My work at the battery design and assembly company got the attention of several people at Argonne. At the time, they were assembling a team to evaluate battery technologies for the viability in electric cars. I joined the team and have been working on batteries ever since.

Day-to-day Work At Argonne



Why Battery Science Matters

Wouldn't it be great if energy storage followed Moore’s law? We’re spoiled with the rapid improvement of new phones and tablets from companies like Apple and Samsung. With each new release our expectations stay the same: a sleeker design, a better camera, a bigger high-definition screen, more memory, a quicker processor, and a cheaper price. Yet we forget that these devices carry a “boat anchor” of technology that often occupies nearly half of the space within – the energy source. Moore’s law states that as transistor size and cost drop, processing speed, camera and screen pixel counts, and digital memory will increase. Unfortunately Moore’s law does not include batteries, and there are no laws that predict decreasing battery size with increasing storage capabilities into the future.
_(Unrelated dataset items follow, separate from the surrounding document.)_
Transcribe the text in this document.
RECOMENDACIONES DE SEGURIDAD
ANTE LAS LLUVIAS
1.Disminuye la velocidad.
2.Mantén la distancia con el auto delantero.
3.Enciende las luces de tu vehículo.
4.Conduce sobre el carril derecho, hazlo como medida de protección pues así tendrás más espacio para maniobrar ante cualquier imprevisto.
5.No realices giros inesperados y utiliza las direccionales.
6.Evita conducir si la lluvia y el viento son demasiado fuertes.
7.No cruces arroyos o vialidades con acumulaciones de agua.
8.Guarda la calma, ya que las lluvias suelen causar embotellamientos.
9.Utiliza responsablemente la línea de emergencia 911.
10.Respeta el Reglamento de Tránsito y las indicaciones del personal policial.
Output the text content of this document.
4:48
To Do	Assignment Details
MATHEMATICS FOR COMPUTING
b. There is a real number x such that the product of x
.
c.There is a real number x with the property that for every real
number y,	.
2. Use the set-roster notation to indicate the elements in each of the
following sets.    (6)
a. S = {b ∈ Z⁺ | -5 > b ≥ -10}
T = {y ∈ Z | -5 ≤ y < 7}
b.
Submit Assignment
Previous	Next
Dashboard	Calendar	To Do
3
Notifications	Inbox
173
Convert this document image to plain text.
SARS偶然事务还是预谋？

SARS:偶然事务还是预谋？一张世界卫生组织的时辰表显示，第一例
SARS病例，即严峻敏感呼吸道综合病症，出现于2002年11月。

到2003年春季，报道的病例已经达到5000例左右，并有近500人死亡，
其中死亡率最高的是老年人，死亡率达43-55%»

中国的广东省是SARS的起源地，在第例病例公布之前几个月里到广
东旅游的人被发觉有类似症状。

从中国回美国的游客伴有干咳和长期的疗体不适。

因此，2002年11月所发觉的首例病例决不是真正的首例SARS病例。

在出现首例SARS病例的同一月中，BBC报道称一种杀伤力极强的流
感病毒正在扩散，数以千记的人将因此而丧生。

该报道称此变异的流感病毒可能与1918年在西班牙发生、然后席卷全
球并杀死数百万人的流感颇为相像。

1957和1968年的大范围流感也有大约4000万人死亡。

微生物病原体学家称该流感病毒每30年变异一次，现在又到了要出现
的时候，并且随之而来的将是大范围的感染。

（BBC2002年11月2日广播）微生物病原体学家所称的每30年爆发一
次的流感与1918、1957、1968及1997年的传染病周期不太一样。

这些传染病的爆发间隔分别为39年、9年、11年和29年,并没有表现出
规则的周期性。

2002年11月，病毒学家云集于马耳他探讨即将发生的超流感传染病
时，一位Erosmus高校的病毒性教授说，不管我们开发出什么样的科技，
Our need for dense energy storage is even more obvious when we look at our modern forms of transportation. It is unbelievable how desperate we all are for the ability to store abundant energy in a small lightweight package. We are actually willing to dig miles into the depths of the earth and ocean to find it, simply to burn it all up in one trip, and have to search for more. All the while, we risk destroying our only home, earth, just to do this. If only Moore’s law could have included batteries…

Yet, the sun shines for us half of every day and the wind blows regularly, as do those oceans’ wave’s crash around the clock. Storing these free infinite energy sources as electrons in batteries would save us from sending billions of barrels of oil up in smoke every year. The urgency, the great challenge, and near point of economic viability around the corner make this an exciting time for battery science. With a touch of luck, this could be the turning point in history for humanity regarding energy storage.